The IRS publishes AFRs monthly under Internal Revenue Code Section 1274, broken into three terms based on the length of the loan.  The lender chooses the AFR that matches the loan's tenure and compounding frequency.

Helping a child or grandchild buy a first home is one of the most common reasons families consider an intrafamily loan today. The starting point for many families is the annual gift tax exclusion, $19,000 per giver, per recipient in 2026 which lets a gift of that size pass with no gift tax consequences and without touching anyone's lifetime exemption. Because the exclusion applies per individual, two parents could together gift a child $38,000 or $76,000 to a child and his/her spouse in 2026 free of gift tax. That can meaningfully offset a down payment, but on its own it rarely covers the cost of a home.

For families who want to help with more of the purchase price without triggering gift tax, financing the home through an intrafamily loan is a natural alternative.   What makes this version of the strategy attractive right now is the gap between the AFR and prevailing mortgage rates. 

A roughly 1.5-point spread between a long-term AFR and an average 30-year mortgage translates into real savings for the borrower over the life of a loan, and it gives the lender a return that can exceed what they'd otherwise earn on cash or short-term instruments. Interest the borrower pays on an intrafamily mortgage is generally deductible in the same way commercial mortgage interest is, as long as the loan is used to acquire a residence and is properly recorded as a lien against the property. Additionally, the lender can charge an interest only rate and use the annual gift tax exclusion of $19,000 or $38,000 for a couple to forgive the principal each year.  The loan can be completely forgiven over time by utilizing the annual gift tax exclusion each year while the borrower only pays interest.

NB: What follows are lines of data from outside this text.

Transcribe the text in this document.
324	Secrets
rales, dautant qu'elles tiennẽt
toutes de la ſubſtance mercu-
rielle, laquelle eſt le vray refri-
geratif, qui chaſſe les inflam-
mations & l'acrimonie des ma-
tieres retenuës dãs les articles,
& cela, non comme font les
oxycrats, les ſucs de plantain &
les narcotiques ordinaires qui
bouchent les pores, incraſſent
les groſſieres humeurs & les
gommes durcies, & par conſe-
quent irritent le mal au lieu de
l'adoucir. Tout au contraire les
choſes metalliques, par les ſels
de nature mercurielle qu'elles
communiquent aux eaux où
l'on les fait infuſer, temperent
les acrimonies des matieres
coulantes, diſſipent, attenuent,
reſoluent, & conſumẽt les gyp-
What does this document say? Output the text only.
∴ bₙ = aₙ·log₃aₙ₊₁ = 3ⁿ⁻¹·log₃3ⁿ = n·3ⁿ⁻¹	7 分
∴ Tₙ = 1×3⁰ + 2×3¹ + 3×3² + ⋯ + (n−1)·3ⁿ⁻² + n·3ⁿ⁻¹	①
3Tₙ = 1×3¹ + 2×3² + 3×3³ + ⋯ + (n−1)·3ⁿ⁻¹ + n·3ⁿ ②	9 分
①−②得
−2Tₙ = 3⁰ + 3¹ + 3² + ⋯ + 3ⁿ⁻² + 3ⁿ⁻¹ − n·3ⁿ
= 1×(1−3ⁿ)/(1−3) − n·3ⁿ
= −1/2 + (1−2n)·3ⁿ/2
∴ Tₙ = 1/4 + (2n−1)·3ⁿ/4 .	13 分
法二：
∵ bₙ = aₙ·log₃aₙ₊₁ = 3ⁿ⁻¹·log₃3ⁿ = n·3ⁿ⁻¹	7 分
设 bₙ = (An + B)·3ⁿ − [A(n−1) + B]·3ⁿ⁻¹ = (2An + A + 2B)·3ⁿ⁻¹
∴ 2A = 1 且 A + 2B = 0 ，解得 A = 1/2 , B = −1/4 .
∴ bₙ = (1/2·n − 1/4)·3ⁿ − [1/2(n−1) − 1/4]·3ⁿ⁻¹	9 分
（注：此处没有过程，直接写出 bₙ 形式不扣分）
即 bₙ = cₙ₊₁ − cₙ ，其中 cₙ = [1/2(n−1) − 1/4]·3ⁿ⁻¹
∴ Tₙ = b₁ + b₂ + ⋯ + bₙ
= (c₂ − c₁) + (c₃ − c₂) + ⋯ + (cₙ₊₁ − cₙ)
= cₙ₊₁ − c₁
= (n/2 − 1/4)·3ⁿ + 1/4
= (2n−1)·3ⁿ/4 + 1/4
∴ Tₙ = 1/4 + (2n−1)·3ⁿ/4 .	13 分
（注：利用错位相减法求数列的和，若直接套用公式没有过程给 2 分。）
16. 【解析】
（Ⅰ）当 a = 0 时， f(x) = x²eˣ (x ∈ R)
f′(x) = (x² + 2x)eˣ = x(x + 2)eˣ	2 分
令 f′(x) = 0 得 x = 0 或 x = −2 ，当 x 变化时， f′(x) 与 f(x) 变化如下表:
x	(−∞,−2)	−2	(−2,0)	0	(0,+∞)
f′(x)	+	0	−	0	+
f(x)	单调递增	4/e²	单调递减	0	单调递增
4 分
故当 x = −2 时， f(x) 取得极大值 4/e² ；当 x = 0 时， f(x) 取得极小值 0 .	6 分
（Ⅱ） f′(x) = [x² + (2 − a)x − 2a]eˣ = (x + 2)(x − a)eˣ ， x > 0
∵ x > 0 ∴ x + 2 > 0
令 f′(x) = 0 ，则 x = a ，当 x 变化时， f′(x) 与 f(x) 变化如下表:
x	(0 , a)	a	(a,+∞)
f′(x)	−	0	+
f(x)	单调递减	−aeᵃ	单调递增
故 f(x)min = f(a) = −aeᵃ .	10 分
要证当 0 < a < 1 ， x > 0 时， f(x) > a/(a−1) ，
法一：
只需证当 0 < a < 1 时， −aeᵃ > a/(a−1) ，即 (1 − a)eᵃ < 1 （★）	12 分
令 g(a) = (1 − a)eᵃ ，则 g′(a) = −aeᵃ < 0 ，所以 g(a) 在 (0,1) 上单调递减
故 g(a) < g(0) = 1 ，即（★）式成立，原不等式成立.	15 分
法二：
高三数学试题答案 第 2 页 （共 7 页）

The following is an illustrative example of how an intra-family loan can combine market-rate interest payments with the annual gift tax exclusion to pay off the loan over time.

The Scenario

  • Loan amount: $300,000
  • Term: up to 9 years (mid-term AFR bracket)
  • Interest rate: 4.35% (July 2026 mid-term AFR, annual compounding)
  • Structure: interest-only, with the borrower making monthly interest payments
  • Each year, the lender, a married couple, each gifting $19,000 forgives $38,000 of principal, using the full 2026 combined annual gift tax exclusion

Just as with a commercial mortgage, an existing intrafamily loan can be refinanced when rates move enough to make it worthwhile by redrafting the promissory note at a new rate and having all parties sign off. Refinancing to a lower rate reduces the borrower's cash-flow burden. Given how much mortgage and AFR rates have moved over the past several years, it is worth periodically checking whether an older intrafamily note still reflects current rates or whether refinancing it would serve the family better.

Intrafamily loans remain one of the more flexible tools available for helping family members afford a home, precisely because they don't require using any lifetime gift or estate tax exemption. The tax benefits depend entirely on the loan being treated as a genuine loan with a written note, an AFR-based interest rate, real payments, and proper reporting.